Le capitalisme – qui n’est qu’un mode économique sans être ni moral ni immoral, sans être ni divin ni diabolique, mais qui n’est qu’une méthode de financement des investissements matériels –, le capitalisme, donc, et la finance qui en est l’âme damnée, ont induit une idée fausse et gravissime : l’identification des patrimoines au seul capital. Les patrimoines réels des Nations et des entreprises sont infiniment plus variés et plus riches – mais moins quantifiables, voire pas quantifiables du tout – que son seul patrimoine financier et monétaire, comptable et bilantaire.

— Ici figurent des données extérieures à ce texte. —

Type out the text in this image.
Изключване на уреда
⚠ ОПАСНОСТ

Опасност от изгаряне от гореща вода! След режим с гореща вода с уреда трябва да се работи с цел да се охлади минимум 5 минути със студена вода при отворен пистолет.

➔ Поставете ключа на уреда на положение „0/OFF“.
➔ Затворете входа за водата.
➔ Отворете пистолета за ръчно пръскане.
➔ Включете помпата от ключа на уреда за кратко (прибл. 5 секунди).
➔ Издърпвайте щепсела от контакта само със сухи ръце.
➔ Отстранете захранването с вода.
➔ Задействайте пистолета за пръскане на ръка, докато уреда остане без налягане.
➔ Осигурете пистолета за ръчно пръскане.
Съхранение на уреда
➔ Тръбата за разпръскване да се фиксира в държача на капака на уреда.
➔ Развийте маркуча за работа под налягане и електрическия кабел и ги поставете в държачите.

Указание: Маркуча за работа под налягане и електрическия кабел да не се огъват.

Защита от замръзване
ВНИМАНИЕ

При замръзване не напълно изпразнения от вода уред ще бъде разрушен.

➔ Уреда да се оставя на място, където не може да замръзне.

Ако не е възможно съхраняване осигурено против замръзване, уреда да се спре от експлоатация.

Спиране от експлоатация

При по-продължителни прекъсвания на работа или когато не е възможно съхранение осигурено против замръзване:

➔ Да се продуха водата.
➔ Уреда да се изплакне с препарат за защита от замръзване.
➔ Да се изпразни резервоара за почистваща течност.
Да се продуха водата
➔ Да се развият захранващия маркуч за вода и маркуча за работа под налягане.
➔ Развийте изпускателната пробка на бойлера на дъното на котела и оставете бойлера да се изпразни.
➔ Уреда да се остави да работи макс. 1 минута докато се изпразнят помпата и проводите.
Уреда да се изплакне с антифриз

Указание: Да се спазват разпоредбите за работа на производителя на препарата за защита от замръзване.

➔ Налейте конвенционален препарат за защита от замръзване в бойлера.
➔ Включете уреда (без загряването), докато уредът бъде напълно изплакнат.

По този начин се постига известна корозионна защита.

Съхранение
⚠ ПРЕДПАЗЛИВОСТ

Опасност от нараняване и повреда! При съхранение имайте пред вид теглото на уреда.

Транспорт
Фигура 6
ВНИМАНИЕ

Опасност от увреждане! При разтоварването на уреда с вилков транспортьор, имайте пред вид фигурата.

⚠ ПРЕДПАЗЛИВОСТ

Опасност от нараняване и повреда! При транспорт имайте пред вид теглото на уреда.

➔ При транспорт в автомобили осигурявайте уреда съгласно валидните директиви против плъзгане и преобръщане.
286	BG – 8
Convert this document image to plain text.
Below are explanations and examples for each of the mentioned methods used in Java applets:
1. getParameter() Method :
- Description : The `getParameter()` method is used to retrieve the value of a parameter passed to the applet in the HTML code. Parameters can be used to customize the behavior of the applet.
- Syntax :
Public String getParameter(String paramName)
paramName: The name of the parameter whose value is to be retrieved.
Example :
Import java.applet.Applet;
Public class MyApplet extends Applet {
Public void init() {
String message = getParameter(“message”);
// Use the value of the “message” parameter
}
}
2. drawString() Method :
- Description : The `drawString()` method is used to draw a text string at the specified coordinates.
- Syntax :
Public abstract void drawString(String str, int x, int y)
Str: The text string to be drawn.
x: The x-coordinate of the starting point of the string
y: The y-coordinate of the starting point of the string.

Pour mener ma vie vers plus de joie et de plaisir, mon intelligence, ma mémoire, mes savoirs et savoir-faire, mes talents me seront beaucoup plus utiles que les quelques sous que j’ai en poche. Certes, ces quelques sous me faciliteront la vie et seront, le moment venu, probablement très bienvenus, mais là n’est pas l’essentiel, loin s’en faut, et le croire ne conduira qu’à d’amers déboires. Les patrimoines financiers contribuent à la richesse, c’est indéniable, mais ils n’en sont que l’écorce extérieure, ils n’en sont que l’emballage. Si on ne triche pas – ce qui est de plus en plus rare en matière d’évaluation économique où l’idéologie et la politique priment si souvent la simple honnêteté – l’emballage prend la forme du cadeau, mais il n’est jamais le cadeau.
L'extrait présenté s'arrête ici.